The pleadings filed in this case are substantially identical to those filed in 73-1442 and in our opinion is tantamount to a reassertion of the same claim. We see nothing in the circumstances of the case sub judice that would alter the opinion expressed by the Court as stated in 73-1442. There we held that: "Plaintiff's position in respect to the first letter of credit is that the mortgagee is not entitled to be paid the sum of $69,308 working capital deposit or the $103,962 discount fee on the ground that the funds were provided for the interim or financing of the project and since construction never commenced, the purpose for which the fund was created never became operative. Thus, the plaintiff contends that this was a special purpose fund and it may not be set off against a general obligation. This argument however ignores the fact that there were a number of other documents executed in this matter. Submitted to the Court is a document signed by the plaintiff and titled "Mortgagors Certificate". Paragraph four states "That the undersigned has read the Mortgagee's Certificate submitted to you concurrently herewith and agrees to be bound by the terms thereof wherever applicable". To satisfy FHA requirements Metropolitan executed a Mortgagee's Certificate which, inter alia, acknowledged the creation of the letters of credit and also provided that:
"No financing charges other than charges disclosed herein have been or will be made. Until final endorsement for insurance by the Commissioner, all funds collected pursuant to items (c), (d), or (e) above and not paid over to the permanent lender, shall be *773 held for the account of the mortgagor and shall be subject to your control and direction in the event of claim under the contract of insurance".
In addition thereto, the record discloses that Lindy executed a Building Loan Agreement. Paragraph 9 of said agreement reads as follows:
"If the Borrower at any time prior to the completion of the project abandons the same or ceases work thereon for a period of more than twenty days . . ., any such failure shall be a default hereunder, and the Lender, at its option may terminate this agreement.
If the Lender so elects to terminate this agreement, it may use and apply such funds deposited with it by the Borrower, regardless of the purpose for which such funds were deposited, in such manner and for such purposes as the Commissioner may prescribe."
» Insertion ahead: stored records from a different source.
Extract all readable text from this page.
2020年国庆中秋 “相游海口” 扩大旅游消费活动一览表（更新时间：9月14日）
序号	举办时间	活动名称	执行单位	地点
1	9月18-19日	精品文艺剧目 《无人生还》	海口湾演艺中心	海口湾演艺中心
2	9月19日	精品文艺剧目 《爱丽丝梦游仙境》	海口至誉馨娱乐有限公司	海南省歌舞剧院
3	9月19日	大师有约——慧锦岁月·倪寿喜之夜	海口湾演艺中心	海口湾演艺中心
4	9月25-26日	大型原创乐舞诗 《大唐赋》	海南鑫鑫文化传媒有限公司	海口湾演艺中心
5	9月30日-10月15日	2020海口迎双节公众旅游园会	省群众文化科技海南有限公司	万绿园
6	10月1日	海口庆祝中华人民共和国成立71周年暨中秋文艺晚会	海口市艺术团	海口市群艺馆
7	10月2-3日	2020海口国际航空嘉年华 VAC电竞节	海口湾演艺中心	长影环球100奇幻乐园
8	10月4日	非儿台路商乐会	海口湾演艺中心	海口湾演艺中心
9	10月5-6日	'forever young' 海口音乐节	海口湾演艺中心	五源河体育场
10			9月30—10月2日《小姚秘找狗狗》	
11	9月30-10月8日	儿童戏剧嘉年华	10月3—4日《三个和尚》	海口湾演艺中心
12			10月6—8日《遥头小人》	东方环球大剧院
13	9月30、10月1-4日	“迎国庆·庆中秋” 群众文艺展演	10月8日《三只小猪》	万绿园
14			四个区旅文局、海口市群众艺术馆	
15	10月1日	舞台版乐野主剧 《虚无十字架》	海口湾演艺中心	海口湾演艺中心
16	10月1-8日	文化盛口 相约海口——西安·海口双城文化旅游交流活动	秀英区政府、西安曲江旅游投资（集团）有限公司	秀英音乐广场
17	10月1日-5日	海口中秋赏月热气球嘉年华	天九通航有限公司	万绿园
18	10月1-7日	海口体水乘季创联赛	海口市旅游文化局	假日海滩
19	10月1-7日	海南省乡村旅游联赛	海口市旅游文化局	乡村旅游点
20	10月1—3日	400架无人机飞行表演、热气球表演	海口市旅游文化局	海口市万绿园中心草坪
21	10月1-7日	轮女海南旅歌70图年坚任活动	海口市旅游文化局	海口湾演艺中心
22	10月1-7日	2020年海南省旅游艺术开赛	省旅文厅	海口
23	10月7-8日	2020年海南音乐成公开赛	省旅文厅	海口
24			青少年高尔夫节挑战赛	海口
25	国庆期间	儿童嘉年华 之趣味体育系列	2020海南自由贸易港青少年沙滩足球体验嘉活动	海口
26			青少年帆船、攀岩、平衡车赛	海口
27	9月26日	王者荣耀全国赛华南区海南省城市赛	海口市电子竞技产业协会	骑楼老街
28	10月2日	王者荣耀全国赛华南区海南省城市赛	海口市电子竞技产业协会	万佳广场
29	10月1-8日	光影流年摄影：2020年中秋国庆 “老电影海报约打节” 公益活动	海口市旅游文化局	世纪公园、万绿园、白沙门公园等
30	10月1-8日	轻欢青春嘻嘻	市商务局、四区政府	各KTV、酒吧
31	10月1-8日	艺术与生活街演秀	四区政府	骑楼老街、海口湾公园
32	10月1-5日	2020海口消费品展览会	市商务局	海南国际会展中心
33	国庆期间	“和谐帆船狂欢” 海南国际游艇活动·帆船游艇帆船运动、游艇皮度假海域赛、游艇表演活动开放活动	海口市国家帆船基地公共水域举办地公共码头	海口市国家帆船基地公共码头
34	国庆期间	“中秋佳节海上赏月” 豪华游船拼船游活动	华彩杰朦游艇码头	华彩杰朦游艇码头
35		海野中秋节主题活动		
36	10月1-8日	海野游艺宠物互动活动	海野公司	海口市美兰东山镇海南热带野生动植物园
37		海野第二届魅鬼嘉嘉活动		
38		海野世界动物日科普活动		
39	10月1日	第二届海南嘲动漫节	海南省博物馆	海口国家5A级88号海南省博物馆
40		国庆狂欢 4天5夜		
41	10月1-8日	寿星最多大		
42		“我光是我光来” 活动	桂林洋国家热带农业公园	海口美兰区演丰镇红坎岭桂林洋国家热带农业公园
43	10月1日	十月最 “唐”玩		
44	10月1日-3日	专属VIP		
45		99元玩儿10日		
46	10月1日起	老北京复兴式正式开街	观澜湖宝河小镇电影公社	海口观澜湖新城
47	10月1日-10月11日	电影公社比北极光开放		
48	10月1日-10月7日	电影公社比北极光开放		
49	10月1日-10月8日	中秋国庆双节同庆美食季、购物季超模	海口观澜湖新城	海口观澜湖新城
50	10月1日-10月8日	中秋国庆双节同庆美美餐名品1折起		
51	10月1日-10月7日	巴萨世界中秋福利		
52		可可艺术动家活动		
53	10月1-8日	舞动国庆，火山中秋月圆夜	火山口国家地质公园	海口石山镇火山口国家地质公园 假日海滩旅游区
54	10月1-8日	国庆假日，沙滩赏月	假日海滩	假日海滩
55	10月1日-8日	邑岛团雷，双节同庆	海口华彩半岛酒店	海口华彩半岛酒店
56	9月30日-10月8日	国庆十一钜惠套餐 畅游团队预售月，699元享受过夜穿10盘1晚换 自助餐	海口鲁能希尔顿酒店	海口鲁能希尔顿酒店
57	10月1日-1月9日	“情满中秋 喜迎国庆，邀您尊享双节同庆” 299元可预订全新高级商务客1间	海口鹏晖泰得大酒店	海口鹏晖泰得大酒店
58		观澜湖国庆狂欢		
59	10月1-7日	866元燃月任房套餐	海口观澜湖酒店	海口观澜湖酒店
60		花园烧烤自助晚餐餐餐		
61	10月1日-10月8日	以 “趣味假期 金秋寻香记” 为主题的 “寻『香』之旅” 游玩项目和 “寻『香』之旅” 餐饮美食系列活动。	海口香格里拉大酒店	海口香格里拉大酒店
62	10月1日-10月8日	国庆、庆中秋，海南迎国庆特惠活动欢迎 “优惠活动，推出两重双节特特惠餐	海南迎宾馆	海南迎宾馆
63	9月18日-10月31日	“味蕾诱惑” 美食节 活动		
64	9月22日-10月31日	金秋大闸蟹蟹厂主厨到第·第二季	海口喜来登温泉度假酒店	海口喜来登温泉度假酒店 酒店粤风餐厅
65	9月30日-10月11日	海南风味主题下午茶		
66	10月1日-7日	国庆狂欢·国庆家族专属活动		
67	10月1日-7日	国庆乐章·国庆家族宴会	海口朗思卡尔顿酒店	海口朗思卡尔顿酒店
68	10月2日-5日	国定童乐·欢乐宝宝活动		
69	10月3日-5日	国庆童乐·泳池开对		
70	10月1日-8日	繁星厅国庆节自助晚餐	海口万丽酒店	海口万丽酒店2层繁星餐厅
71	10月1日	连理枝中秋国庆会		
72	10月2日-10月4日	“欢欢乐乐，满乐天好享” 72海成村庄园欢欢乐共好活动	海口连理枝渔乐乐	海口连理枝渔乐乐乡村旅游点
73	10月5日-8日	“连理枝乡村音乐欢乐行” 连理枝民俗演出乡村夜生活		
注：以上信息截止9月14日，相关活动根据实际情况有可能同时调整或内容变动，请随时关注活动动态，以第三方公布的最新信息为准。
Plaintiff can lay no claim of mystery with respect to the nature of, as well as the impact of, the provisions of the mortgagee's certificate and the Building Loan agreement. The pleadings clearly establish (a) that there was a default; (b) the mortgagee elected to terminate the agreement; (c) the mortgagee assigned the mortgage to the Secretary of HUD. Thus the Secretary is now the alter ego of the mortgagee and as such is clothed with all the rights and obligations contained in the aforementioned agreements. Pursuant to this option, the Secretary has concluded that the funds should be deducted for the account of the mortgagor. We think the combination of circumstances we have noted support the conclusion that the plaintiff is precluded from asserting a valid claim to the Letters of Credit.
Having determined that the motions filed by the defendants are to be granted, it follows, a fortiori, that the preliminary injunction should be dissolved.